At the time, no one called in the accident. Still dazed, she told the concerned parents that she was fine and started the walk home. Soon after, with her phone dead, she became lost and got a ride from a woman who had just pulled into a driveway. It wasn’t until Curry got home that her roommates called the police and an ambulance.
According to Curry, the police have closed the case, and because there was no surrounding cameras pointed toward the street, they were unable to capture the vehicle description.
So far this semester, the Collegian has reported on two other instances of hit-and-runs, both involving a car and a pedestrian. In early July, Marie O’Connor, 28, was sentenced to 12 months in prison, 4 months of probation for fleeing the scene of an accident near I-25 in January that led to the death of a bicyclist.

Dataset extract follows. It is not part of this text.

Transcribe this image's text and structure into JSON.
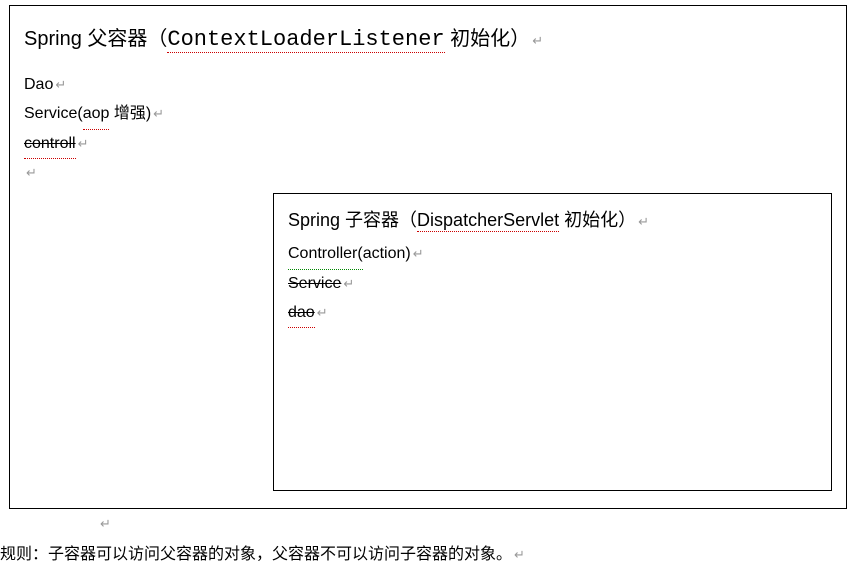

O’Connor turned herself in four days after the hit-and-run.
Along with the prison time, O’Connor was ordered to do 200 hours of community service, pay the bicyclist’s family $24,000 and also pay $6,000 to a charity in the name of the victim.
Fleeing the scene of an accident results in far greater consequences for drivers than if they remain at the scene. According to Sgt. Joel Tower of the Fort Collins Police traffic enforcement unit, if there is serious bodily injury as the result of a hit and run, the driver faces a class 4 felony and could be sentenced to 2-6 years in jail and be fined anywhere from $2,000 to $500,000.
In comparison, those who remain at the seen will only be charged with whatever traffic offense that may have occurred. According to Towers, traffic infractions only result in fines and or taking points from a person’s drivers license.
Curry’s mother, Jeanne Curry, said she was amazed that someone would flee the scene of an accident and encouraged cyclists to bike safely.
“I’d like to highly encourage all of the cyclist to wear brighter clothing to make themselves more noticeable to traffic,” she said.